Jenny Lawson realized that the most mortifying moments of our lives—the ones we’d like to pretend never happened—are in fact the ones that define us. In , Lawson takes readers on a hilarious journey recalling her bizarre upbringing in rural Texas, her devastatingly awkward high school years, and her relationship with her long-suffering husband, Victor.
There's a method to reading and enjoying this book. First, read Jenny's blog (www.thebloggess.com - we recommend starting with this post. It had us all rolling on the floor.) Then follow her on Twitter (@thebloggess) and get to know her (as much as you can know an author you've never actually seen). Once you "get" Jenny a bit, and love her as I guarantee you will, then you are ready to read her "Mostly True Memoir". If you read the reviews written by professional reviewers, they discount the book as being too over the top, exaggerated, and random. Obviously they have not followed the steps, or else they are stuffy men who have never laughed at themselves.
Jenny suffers from an anxiety disorder which alternately (a.) forces her to hide in the bathroom or (b.) shuts off her self-filter and leaves her spewing a non-stop stream of consciousness (usually about inappropriate subjects) to total strangers. She also has a bizarre fixation on taxidermied animals and the ability to spin every situation as her husband, Victor's, fault. All of which she retells with a caustic sense of humor.

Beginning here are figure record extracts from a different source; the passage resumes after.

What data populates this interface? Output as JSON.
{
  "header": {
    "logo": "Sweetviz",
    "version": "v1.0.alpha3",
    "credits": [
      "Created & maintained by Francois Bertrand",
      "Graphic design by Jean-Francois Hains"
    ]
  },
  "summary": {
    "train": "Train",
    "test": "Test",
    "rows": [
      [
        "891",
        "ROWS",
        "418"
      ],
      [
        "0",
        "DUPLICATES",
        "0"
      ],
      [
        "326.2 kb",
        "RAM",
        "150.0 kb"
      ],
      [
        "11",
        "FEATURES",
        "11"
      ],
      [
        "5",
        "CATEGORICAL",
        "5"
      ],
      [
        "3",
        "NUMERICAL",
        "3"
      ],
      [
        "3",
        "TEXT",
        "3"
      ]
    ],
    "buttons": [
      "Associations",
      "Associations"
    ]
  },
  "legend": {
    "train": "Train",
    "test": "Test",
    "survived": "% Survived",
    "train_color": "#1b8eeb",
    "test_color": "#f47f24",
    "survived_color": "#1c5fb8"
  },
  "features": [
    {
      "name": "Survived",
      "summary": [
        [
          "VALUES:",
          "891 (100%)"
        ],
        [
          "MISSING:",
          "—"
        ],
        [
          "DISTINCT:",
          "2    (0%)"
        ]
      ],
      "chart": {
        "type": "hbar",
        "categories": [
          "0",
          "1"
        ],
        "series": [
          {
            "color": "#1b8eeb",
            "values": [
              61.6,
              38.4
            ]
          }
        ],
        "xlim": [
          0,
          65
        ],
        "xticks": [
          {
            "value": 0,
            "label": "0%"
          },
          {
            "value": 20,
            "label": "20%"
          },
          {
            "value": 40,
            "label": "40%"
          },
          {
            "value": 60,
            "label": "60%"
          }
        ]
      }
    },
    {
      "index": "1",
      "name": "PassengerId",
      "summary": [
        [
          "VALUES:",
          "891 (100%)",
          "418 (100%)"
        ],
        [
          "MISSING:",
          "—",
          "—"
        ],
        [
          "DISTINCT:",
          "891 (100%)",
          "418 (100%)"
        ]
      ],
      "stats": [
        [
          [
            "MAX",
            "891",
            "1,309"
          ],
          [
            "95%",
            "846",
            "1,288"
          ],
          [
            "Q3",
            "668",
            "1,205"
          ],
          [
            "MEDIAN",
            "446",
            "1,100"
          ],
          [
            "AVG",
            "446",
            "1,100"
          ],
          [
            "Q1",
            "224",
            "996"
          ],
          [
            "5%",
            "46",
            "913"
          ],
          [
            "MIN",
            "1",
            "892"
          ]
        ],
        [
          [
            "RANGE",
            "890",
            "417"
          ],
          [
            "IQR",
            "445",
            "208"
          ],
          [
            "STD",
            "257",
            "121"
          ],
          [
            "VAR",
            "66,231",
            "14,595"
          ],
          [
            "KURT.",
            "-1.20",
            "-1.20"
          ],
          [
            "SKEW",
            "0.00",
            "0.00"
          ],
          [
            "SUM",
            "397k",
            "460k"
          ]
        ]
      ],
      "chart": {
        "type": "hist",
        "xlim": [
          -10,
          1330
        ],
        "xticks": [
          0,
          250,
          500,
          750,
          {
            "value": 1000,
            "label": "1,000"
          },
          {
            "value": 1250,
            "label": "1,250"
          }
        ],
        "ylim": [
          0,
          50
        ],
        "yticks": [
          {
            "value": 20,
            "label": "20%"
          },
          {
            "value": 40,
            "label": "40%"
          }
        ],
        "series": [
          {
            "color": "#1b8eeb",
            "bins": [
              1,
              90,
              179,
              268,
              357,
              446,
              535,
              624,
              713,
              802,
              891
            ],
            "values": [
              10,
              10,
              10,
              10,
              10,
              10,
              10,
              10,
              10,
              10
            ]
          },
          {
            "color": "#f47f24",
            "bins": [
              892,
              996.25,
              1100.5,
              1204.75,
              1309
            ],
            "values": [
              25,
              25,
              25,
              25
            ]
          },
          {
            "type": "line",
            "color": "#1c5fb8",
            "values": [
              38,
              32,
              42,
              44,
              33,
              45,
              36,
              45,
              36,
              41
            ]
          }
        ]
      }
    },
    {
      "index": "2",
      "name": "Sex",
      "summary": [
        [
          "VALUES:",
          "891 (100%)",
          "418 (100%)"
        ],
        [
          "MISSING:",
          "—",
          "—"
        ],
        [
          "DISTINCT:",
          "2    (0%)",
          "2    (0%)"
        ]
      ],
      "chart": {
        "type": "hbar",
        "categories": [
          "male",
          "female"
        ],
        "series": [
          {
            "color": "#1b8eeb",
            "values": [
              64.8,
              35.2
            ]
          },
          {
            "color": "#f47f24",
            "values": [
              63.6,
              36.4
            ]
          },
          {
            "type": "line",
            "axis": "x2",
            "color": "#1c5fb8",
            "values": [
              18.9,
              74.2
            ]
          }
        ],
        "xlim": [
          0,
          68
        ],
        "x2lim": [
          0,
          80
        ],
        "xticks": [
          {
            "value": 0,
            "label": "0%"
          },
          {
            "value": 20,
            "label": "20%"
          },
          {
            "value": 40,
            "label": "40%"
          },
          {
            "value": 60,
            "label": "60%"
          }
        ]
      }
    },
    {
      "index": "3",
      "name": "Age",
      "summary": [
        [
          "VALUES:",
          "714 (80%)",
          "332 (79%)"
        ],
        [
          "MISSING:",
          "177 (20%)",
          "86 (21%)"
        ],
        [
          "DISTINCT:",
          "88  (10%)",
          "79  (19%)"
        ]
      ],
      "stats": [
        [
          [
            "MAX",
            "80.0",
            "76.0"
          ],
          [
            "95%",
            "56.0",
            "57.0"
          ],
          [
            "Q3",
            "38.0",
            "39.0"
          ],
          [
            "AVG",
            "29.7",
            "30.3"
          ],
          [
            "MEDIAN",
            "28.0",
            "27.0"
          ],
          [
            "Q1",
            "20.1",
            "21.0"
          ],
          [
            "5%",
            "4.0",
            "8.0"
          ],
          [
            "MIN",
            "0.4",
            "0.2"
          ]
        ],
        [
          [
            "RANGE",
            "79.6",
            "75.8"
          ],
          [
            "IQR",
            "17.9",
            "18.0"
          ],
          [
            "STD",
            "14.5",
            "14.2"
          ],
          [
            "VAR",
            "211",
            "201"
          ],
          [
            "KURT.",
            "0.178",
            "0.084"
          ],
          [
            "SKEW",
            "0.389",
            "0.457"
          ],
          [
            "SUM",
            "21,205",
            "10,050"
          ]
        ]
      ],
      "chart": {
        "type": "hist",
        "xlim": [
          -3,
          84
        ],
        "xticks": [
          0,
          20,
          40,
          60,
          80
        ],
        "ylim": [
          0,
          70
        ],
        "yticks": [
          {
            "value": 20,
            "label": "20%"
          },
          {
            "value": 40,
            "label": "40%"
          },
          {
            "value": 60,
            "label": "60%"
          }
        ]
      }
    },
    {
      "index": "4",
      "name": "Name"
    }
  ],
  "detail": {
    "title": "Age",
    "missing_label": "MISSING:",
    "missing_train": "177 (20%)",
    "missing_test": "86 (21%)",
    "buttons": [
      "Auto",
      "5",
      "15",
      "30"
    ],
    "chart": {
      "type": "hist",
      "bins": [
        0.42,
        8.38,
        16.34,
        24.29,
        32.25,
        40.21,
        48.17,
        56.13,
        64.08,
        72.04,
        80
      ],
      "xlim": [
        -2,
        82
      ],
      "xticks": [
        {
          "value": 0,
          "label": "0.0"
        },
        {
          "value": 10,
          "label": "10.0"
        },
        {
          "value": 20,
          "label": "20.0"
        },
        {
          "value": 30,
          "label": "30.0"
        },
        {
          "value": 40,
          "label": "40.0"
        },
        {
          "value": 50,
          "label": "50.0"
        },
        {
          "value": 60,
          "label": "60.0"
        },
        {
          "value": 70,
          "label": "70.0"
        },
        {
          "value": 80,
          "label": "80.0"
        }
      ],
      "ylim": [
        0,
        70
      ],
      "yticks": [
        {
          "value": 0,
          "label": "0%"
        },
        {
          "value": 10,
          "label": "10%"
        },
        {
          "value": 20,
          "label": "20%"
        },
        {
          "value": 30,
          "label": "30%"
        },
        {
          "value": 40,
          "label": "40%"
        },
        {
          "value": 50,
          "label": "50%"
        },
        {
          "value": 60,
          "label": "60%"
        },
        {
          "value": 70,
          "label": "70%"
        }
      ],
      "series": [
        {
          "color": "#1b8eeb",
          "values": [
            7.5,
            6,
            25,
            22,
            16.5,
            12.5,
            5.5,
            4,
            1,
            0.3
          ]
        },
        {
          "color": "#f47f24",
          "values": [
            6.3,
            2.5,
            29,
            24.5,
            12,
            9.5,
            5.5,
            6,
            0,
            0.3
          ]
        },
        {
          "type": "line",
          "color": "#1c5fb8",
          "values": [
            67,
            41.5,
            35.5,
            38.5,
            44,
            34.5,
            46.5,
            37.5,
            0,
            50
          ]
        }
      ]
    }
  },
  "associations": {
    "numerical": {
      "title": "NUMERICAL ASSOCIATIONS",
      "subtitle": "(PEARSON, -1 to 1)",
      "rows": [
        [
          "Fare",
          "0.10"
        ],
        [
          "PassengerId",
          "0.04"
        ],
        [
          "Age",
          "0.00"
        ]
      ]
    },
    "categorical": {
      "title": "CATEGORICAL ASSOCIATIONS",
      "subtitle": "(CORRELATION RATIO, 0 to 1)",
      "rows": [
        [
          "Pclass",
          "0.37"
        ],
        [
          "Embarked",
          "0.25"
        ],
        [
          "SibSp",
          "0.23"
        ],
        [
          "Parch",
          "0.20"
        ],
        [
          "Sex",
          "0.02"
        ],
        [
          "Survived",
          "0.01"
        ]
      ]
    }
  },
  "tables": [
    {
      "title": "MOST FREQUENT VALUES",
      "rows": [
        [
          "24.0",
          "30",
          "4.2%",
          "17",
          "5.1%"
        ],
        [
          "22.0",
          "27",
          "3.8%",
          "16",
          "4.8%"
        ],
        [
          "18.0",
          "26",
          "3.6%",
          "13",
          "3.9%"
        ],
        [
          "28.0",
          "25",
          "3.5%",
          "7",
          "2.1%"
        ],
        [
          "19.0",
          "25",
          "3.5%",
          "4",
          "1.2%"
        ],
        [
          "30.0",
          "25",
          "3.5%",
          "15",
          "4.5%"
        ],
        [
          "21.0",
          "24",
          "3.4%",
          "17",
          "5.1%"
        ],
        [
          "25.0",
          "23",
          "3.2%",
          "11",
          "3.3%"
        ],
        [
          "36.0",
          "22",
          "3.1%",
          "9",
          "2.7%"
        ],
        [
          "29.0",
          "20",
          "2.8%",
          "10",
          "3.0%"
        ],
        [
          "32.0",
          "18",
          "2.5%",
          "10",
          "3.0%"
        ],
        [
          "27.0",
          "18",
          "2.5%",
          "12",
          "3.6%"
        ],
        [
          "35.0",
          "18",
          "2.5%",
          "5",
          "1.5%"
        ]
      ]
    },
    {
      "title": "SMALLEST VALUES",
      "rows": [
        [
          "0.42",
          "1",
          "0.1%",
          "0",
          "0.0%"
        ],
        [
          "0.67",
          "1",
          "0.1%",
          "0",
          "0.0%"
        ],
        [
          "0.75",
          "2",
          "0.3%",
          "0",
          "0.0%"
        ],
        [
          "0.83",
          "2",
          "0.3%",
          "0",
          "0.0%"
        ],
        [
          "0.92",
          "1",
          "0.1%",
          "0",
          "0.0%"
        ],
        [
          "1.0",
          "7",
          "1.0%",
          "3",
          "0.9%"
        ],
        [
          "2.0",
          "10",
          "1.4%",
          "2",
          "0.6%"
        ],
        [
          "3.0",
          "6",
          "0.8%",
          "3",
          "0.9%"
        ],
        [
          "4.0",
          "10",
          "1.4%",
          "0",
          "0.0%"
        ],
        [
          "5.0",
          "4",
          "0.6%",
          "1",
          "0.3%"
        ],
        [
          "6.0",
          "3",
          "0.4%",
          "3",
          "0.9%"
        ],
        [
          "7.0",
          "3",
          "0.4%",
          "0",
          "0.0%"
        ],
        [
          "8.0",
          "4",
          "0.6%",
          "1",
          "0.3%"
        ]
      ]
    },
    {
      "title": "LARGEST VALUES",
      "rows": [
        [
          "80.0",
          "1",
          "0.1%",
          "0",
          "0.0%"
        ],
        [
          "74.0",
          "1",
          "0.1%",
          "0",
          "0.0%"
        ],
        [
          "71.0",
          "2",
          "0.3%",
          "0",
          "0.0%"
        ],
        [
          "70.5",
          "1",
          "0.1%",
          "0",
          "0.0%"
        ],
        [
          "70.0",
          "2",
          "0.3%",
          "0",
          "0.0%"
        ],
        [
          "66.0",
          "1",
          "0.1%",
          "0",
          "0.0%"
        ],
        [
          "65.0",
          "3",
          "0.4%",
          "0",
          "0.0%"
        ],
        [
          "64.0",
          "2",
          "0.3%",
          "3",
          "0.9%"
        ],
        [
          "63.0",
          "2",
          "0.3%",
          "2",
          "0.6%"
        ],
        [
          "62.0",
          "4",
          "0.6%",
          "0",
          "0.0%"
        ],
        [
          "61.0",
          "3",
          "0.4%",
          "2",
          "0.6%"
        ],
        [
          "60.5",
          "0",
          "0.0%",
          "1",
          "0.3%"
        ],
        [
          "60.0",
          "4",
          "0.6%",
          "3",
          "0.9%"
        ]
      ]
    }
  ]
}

But underneath all that is a vulernable woman with a heart as big and open as West Texas. You can see it in the Traveling Red Dress project that began with her donating one red dress to be passed around and turned into hundreds of people donating and sharing dresses to help other women feel better about themselves. You can see it in the money she raised (by what started as a joke) to give Night Night Packages for homeless children.
Jenny's willingness to share all this makes her feel like a friend telling you these stories over a glass of wine, rather than a distant, unknown author. THIS is the crucial information those reviewers missed. Because if you have that info, this book is hilarious! I feel obliged to mention that Jenny is well-versed in profanity and uses it frequently, so if that's an issue, you might want to skip this one (and her blog). But if you can look past it, then her "mostly true memoir" is touching, encouraging and just freakin' funny!